Thank you Mark. I am very new at all of this.


Clifford

Message 6 of 8

You might be running into a lot of things at the same time.

You probably have some tool deflection. If you recut the same part do the dimensions become better?

Your tool might not exactly be the given diameter. That means you might need to compensate for that either using a negative stock to leave, cutter compensation/wear compensation on the control or changing the tool diameter in the library.

The part might deflect as well if not held securely.

The machine might deflect as well if not all that rigid.

Finally the machine might have some backlash causing dimensions to be off.

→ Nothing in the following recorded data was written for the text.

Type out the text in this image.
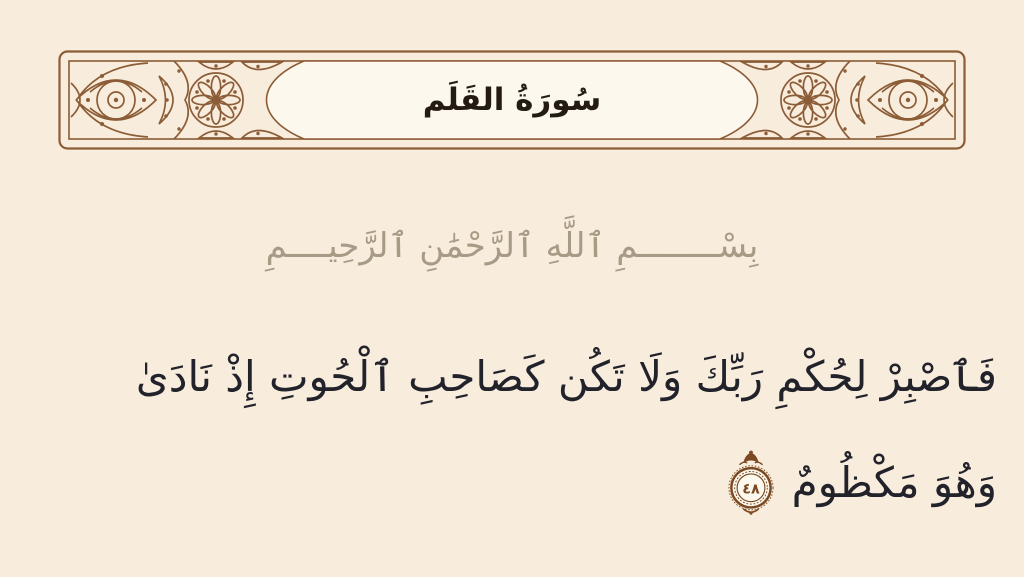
سُورَةُ القَلَم

بِسْــــــــمِ ٱللَّهِ ٱلرَّحْمَٰنِ ٱلرَّحِيــــمِ

فَٱصْبِرْ لِحُكْمِ رَبِّكَ وَلَا تَكُن كَصَاحِبِ ٱلْحُوتِ إِذْ نَادَىٰ
وَهُوَ مَكْظُومٌ
٤٨
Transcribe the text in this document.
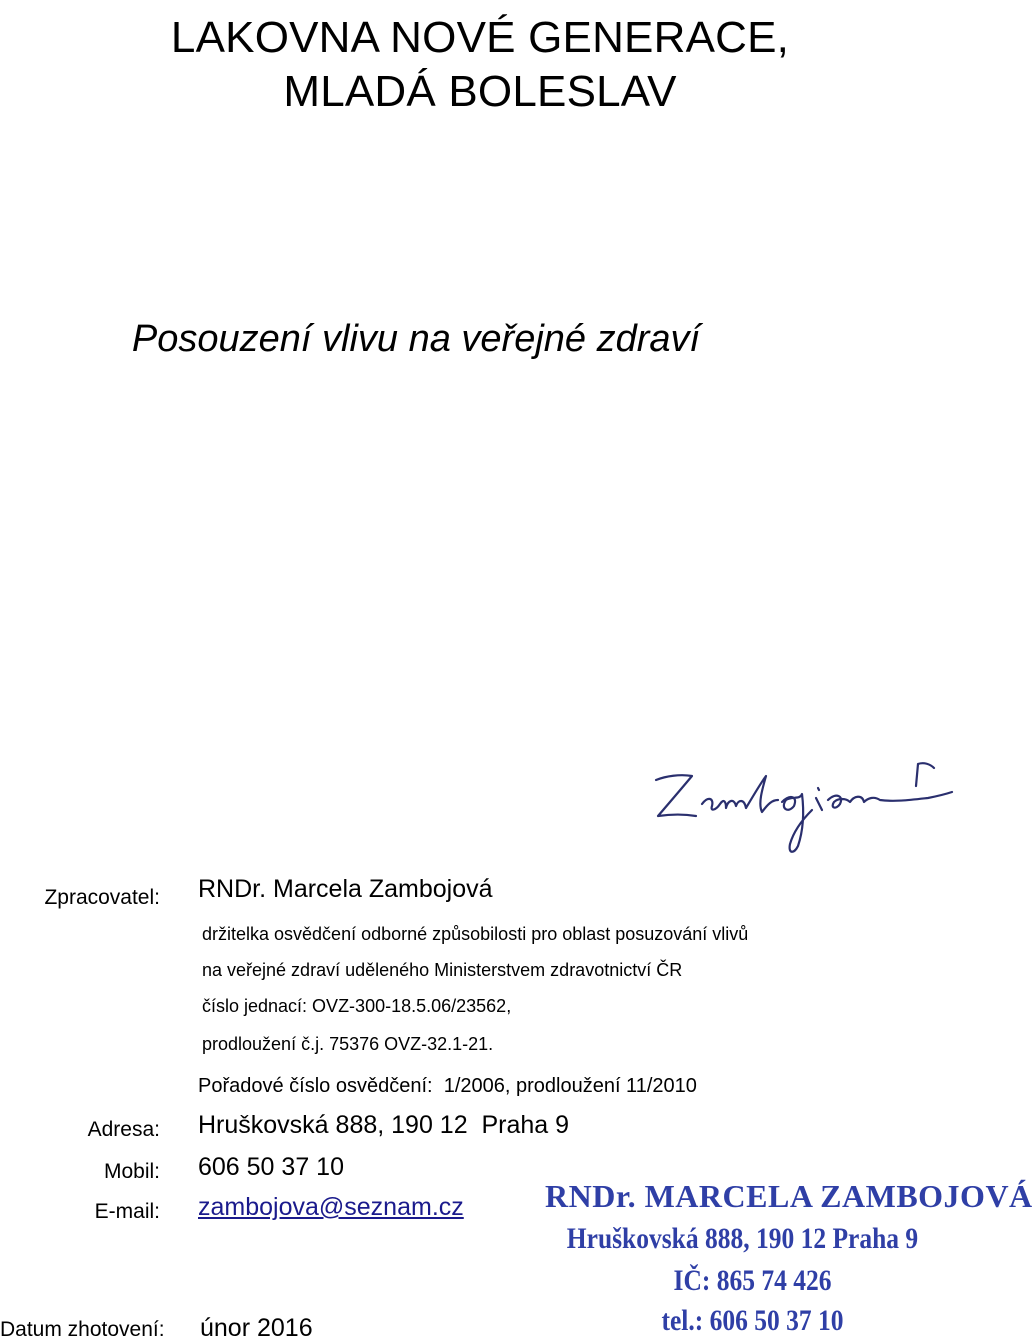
LAKOVNA NOVÉ GENERACE,
MLADÁ BOLESLAV
Posouzení vlivu na veřejné zdraví
Zpracovatel: RNDr. Marcela Zambojová
držitelka osvědčení odborné způsobilosti pro oblast posuzování vlivů
na veřejné zdraví uděleného Ministerstvem zdravotnictví ČR
číslo jednací: OVZ-300-18.5.06/23562,
prodloužení č.j. 75376 OVZ-32.1-21.
Pořadové číslo osvědčení:  1/2006, prodloužení 11/2010
Adresa: Hruškovská 888, 190 12  Praha 9
Mobil: 606 50 37 10
E-mail: zambojova@seznam.cz
Datum zhotovení: únor 2016
RNDr. MARCELA ZAMBOJOVÁ
Hruškovská 888, 190 12 Praha 9
IČ: 865 74 426
tel.: 606 50 37 10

I would start at the top of this list and see if you can change/fix things to get them to the right dimension.

Laurens Wijnschenk
3DTechDraw

AutoDesk CAM user & Post editor.
René for Legend.


Message 7 of 8
kelly.young
in reply to: CDT12860

Hello @CDT12860 it sounds like you are getting the path you want out of Inventor but when putting into your CNC machine the output is slightly off.

 

What machine are you using and are the results consistent? If it is repeatable that would be an indication that the machine calibration might need to be investigated. 

 

I don't think fudging the numbers by the amount off is going to be the best way to go, you could setup a test square and use that to calibrate. 

 

Please select the Accept as Solution button if a post solves your issue or answers your question.

Message 8 of 8
CDT12860
in reply to: kelly.young

Thank you for your thoughtful response.


Today I slowed the machine down to only 10 inch/min and the dimensions were closer. Therefore, I believe the rigidity of my machine is now the issue.


Thank you again for your thoughtful response.